Student Question
What differentiates characterization in drama from other genres like dialogue, conflict, action, or narration?
Quick answer:
Characterization in drama differs from other genres primarily because it lacks a narrator. In literature, characters are revealed through narration and their interactions, while in drama, characterization is shown through action and dialogue alone. Drama relies on "imitation of an action by action," with stage elements like blocking and costumes enhancing characterization. Unlike literature, drama's "script" serves as a guide for performance, emphasizing the actor's role in conveying character.

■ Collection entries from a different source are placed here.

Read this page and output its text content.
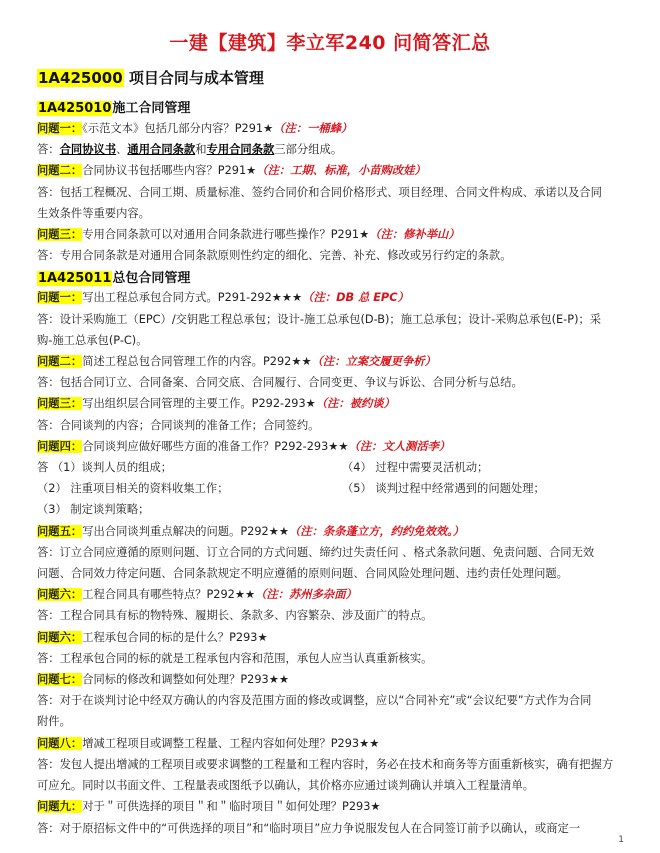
一建【建筑】李立军240 问简答汇总
1A425000 项目合同与成本管理
1A425010施工合同管理
1A425011总包合同管理
问题一：《示范文本》包括几部分内容？P291★（注：一桶蜂）
答：合同协议书、通用合同条款和专用合同条款三部分组成。
问题二：合同协议书包括哪些内容？P291★（注：工期、标准，小苗购改娃）
答：包括工程概况、合同工期、质量标准、签约合同价和合同价格形式、项目经理、合同文件构成、承诺以及合同
生效条件等重要内容。
问题三：专用合同条款可以对通用合同条款进行哪些操作？P291★（注：修补举山）
答：专用合同条款是对通用合同条款原则性约定的细化、完善、补充、修改或另行约定的条款。
问题一：写出工程总承包合同方式。P291-292★★★（注：DB 总 EPC）
答：设计采购施工（EPC）/交钥匙工程总承包；设计-施工总承包(D-B)；施工总承包；设计-采购总承包(E-P)；采
购-施工总承包(P-C)。
问题二：简述工程总包合同管理工作的内容。P292★★（注：立案交履更争析）
答：包括合同订立、合同备案、合同交底、合同履行、合同变更、争议与诉讼、合同分析与总结。
问题三：写出组织层合同管理的主要工作。P292-293★（注：被约谈）
答：合同谈判的内容；合同谈判的准备工作；合同签约。
问题四：合同谈判应做好哪些方面的准备工作？P292-293★★（注：文人测活李）
答 （1）谈判人员的组成；	（4） 过程中需要灵活机动；
（2） 注重项目相关的资料收集工作；	（5） 谈判过程中经常遇到的问题处理；
（3） 制定谈判策略；
问题五：写出合同谈判重点解决的问题。P292★★（注：条条蓬立方，约约免效效。）
答：订立合同应遵循的原则问题、订立合同的方式问题、缔约过失责任问 、格式条款问题、免责问题、合同无效
问题、合同效力待定问题、合同条款规定不明应遵循的原则问题、合同风险处理问题、违约责任处理问题。
问题六：工程合同具有哪些特点？P292★★（注：苏州多杂面）
答：工程合同具有标的物特殊、履期长、条款多、内容繁杂、涉及面广的特点。
问题六：工程承包合同的标的是什么？P293★
答：工程承包合同的标的就是工程承包内容和范围，承包人应当认真重新核实。
问题七：合同标的修改和调整如何处理？P293★★
答：对于在谈判讨论中经双方确认的内容及范围方面的修改或调整，应以“合同补充”或“会议纪要”方式作为合同
附件。
问题八：增减工程项目或调整工程量、工程内容如何处理？P293★★
答：发包人提出增减的工程项目或要求调整的工程量和工程内容时，务必在技术和商务等方面重新核实，确有把握方
可应允。同时以书面文件、工程量表或图纸予以确认，其价格亦应通过谈判确认并填入工程量清单。
问题九：对于＂可供选择的项目＂和＂临时项目＂如何处理？P293★
答：对于原招标文件中的“可供选择的项目”和“临时项目”应力争说服发包人在合同签订前予以确认，或商定一
1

There are two distinct differences that go all the way back to Aristotle: 1. Poetry (what we now call literature) is “imitation of an action by language”, but drama is “imitation of an action by action”; 2. Verse and epic have narrators, but drama has no narrator. These distinctions manifest themselves in several changes in how characterization is constructed. (Characterization is the process of representing psychological constructions that act and are acted upon in any work of art): In literature, character is displayed in three ways: by what the character does (including speech acts—promise, declare, question, etc.), how the character is acted upon by others (and the environment), and what the narrator or narrators says about the character. In drama, the actor has no narrator to explain his or her mind, to interpret actions, or to provide a mise-en-scene, but does have the metalanguage of the stage (blocking, costume, set, etc.); all the character come in the form of dialogue. (There are some stage conventions to augment the story-telling: asides, soliloquoys, prologues, etc.) So characterization is revealed by what the character says and does. A stage prescript (what we call a play) can be “read” (that is treated like literature) but is really a “recipe” for performance.